Researchers seek ways to tackle drug-resistant tuberculosis

Researchers are harnessing genetics to better understand the significant threat and dangers of drug-resistant tuberculosis (TB). However, we need policies that stimulate R&D.

According to the World Health Organization, TB infects 10 million people each year and claims 1.5 million lives globally, making it the second-most lethal infectious disease in 2020 behind COVID. Mycobacterium tuberculosis, a bacterium with a particular genetic code that makes it adept at mutation to evade antibiotics, is the cause of tuberculosis, research shows.

“To better treat and control TB, we need to understand the sources of the bacterium’s robustness and identify its vulnerabilities. We wanted to learn more about how it is able to form biofilms by discovering the genes and genetic regions involved in biofilm growth, as well as how the bacterium evolves in response to changes in its environment,” says Madison Youngblom, who is a graduate student at senior author Caitlin Pepperell’s lab at the University of Wisconsin-Madison. The study was authored alongside Tracy Smith of the New York Genome Center in New York City.

In a study that was recently published in PLoS Biology, researchers subjected 10,228 samples of Mycobacterium tuberculosis to tests using 13 different antibiotics at various dosages. In addition to examining the most effective medications and pharmacological combinations, they discovered 20 genes linked to treatment resistance.

Zamin Iqbal, a computational biologist at the European Molecular Biology Laboratory’s European Bioinformatics Institute, who led the studies, says that “a health-care professional could prescribe a customized cocktail of effective antibiotics.”

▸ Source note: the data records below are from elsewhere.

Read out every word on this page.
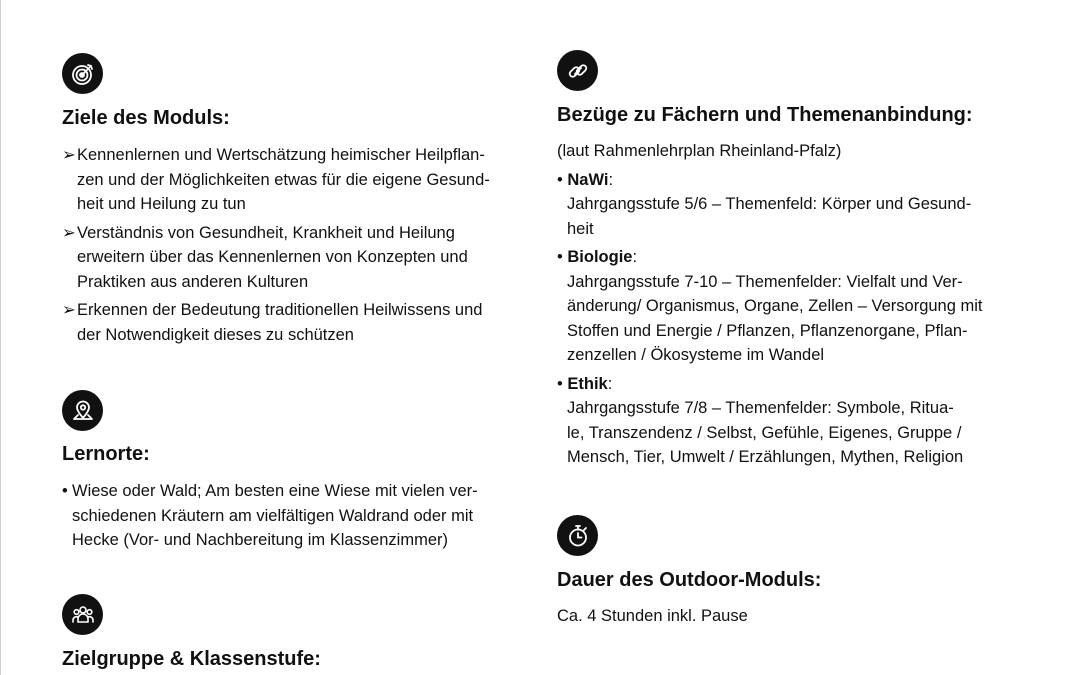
Ziele des Moduls:
➢ Kennenlernen und Wertschätzung heimischer Heilpflan-
zen und der Möglichkeiten etwas für die eigene Gesund-
heit und Heilung zu tun
➢ Verständnis von Gesundheit, Krankheit und Heilung
erweitern über das Kennenlernen von Konzepten und
Praktiken aus anderen Kulturen
➢ Erkennen der Bedeutung traditionellen Heilwissens und
der Notwendigkeit dieses zu schützen
Lernorte:
• Wiese oder Wald; Am besten eine Wiese mit vielen ver-
schiedenen Kräutern am vielfältigen Waldrand oder mit
Hecke (Vor- und Nachbereitung im Klassenzimmer)
Zielgruppe & Klassenstufe:
Bezüge zu Fächern und Themenanbindung:
(laut Rahmenlehrplan Rheinland-Pfalz)
• NaWi:
Jahrgangsstufe 5/6 – Themenfeld: Körper und Gesund-
heit
• Biologie:
Jahrgangsstufe 7-10 – Themenfelder: Vielfalt und Ver-
änderung/ Organismus, Organe, Zellen – Versorgung mit
Stoffen und Energie / Pflanzen, Pflanzenorgane, Pflan-
zenzellen / Ökosysteme im Wandel
• Ethik:
Jahrgangsstufe 7/8 – Themenfelder: Symbole, Ritua-
le, Transzendenz / Selbst, Gefühle, Eigenes, Gruppe /
Mensch, Tier, Umwelt / Erzählungen, Mythen, Religion
Dauer des Outdoor-Moduls:
Ca. 4 Stunden inkl. Pause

“If you can find pairs of drugs like that, they’re the perfect weapons to use,” Iqbal adds.

How to fix the antibiotic market

There is a way to turn this around, but the market is currently not stimulated to spend at the level necessary to convert research on antimicrobial resistance (AMR) into therapeutics, as we have reported previously. However, the PASTEUR Act is one bill that could help biopharmaceutical companies develop antibiotics, by fixing the market. (The Biotechnology Innovation Organization supports the legislation.)

“There are only 64 new antibacterial drug programs in development worldwide,” due to “our flawed antimicrobial market,” said BIO President and CEO Dr. Michelle McMurry-Heath. “Drug manufacturers need stronger financial incentives to build the drug pipeline of much-needed, life-saving measures.”